Même la dame du système de navigation de l'auto ne me parle plus, a ironisé David Letterman. C'était au début d'une semaine où les cotes d'écoute de l'animateur allaient atteindre des sommets, quatre jours après avoir avoué qu'il avait eu des relations sexuelles avec des femmes de son équipe et signé un faux chèque de deux millions à celui qui tentait de le faire chanter.

Quand on pense au triste et célèbre «I never had sex with that woman!» («Je n'ai jamais eu de rapports sexuels avec cette femme!») de Bill Clinton, autant dire que David Letterman a fait preuve de plus de classe que l'ex-président américain.

 

D'avouer publiquement ses torts aussi vite, puis d'en rajouter quatre jours plus tard en se confondant en excuses auprès de son équipe et de sa femme, était la bonne chose à faire. Peu importe si c'était son idée ou celle d'une firme de relations publiques, sa candeur était brillante et tout indiquée dans les circonstances.

Mais la candeur a ses limites et dans le cas de Letterman, elle n'a pas réussi par la suite à endiguer le flot impétueux de rumeurs, de ragots et de manchettes sensationnalistes qui ont fusé de partout.

C'est ainsi que l'histoire d'un animateur piégé par un maître-chanteur qui travaillait au même réseau que lui est vite devenue le crime d'un patron qui usait de son pouvoir sur ses subalternes féminines, voire d'un baiseur compulsif qui accordait des promotions seulement à celles qui voulaient bien s'étendre dans son nid d'amour au-dessus du studio d'Ed Sullivan.

En quelques heures, Letterman est passé de victime à bourreau. Tout le monde a pris un numéro pour l'abreuver d'injures comme s'il était un sénateur, un gouverneur ou un président américain pris les culottes baissées dans l'exercice de ses fonctions.

Or, même si Letterman a reçu le président Obama à son émission récemment, il n'est pas un homme politique, ni un élu qui doit rendre des comptes à son électorat, ni même un homme accusé de harcèlement sexuel.

Ce n'est pas non plus l'animateur d'une émission pour enfants qui se doit d'avoir un comportement au-dessus de tout soupçon pour ne pas décevoir les jeunes téléspectateurs qui voient en lui un héros.

Letterman n'est pas un héros. C'est un amuseur public dont le métier est de divertir et de faire rire les gens entre 23h et minuit. Le reste de la journée et de la nuit, il est libre de mener sa vie privée comme bon lui semble et de coucher avec qui il veut.

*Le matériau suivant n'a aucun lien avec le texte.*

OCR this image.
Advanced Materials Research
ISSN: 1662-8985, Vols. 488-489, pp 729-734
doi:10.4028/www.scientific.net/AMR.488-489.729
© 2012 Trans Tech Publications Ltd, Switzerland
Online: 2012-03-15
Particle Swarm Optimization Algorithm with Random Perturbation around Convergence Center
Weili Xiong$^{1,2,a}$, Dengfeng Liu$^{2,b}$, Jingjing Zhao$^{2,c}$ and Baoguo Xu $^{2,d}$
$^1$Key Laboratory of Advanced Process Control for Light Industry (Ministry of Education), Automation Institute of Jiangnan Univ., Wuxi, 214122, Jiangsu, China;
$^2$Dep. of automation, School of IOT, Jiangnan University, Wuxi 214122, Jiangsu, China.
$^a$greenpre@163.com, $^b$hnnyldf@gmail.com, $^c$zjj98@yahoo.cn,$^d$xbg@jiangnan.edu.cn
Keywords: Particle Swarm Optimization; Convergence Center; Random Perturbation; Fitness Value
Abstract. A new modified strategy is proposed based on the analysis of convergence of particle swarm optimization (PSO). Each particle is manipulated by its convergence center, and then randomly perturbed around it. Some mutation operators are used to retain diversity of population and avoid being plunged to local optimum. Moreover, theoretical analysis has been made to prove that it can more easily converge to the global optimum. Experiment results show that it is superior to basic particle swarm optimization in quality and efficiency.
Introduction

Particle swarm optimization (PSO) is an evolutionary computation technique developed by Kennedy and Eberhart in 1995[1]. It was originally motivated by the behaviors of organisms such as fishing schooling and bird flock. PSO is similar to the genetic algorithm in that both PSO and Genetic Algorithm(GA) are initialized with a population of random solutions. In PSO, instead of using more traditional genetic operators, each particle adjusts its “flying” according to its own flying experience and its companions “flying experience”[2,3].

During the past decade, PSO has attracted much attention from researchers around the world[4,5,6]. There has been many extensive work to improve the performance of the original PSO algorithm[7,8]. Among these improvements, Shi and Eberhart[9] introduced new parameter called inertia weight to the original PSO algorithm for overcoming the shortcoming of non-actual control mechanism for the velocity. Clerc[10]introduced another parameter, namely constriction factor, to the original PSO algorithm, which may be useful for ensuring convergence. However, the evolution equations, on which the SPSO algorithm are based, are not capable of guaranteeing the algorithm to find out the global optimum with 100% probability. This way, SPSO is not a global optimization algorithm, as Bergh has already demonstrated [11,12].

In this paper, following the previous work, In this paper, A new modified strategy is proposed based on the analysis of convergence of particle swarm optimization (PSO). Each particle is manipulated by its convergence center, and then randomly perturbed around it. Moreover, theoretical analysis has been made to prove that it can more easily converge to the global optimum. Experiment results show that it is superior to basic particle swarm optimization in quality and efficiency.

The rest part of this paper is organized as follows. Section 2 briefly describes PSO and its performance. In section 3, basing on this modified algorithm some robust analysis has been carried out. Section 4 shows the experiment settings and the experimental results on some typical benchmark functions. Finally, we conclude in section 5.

Malgré cela, certains détracteurs ont vite fait de cette histoire le symbole d'un abus de pouvoir non seulement à l'égard des employées de Letterman, mais de toutes les femmes sur le marché du travail.

L'ennui avec ce raisonnement, c'est qu'il infantilise les femmes et en fait des plantes passives qui n'ont d'autre choix que de coucher avec le patron pour obtenir une promotion ou ne pas perdre leur emploi. Or, dans cette histoire, rien ne dit que ce ne sont pas les femmes qui ont pris les devants. Après tout, l'animateur est une vedette, pas trop moche de sa personne, ce qui en fait presque automatiquement un fantasme sexuel que bien des femmes, y compris ses employées, voudraient connaître bibliquement. Cela n'excuse pas la transgression de Letterman ni son penchant pour les jeunes filles béates d'admiration, mais ça la relativise.

Et puis soyons honnêtes, nous vivons à une époque où le vedettariat est une religion. Pensez-vous vraiment qu'il existe encore sur Terre une seule vedette qui n'ait pas un jour profité de son vedettariat pour obtenir des faveurs, que ce soit au restaurant, au magasin, à la banque ou dans un lit? Permettez-moi d'en douter. La différence, c'est que lorsque ces vedettes se font prendre les culottes baissées, elles mentent avec la dernière énergie pour protéger leur image. Letterman, lui, au moins, a eu le courage de dire la vérité.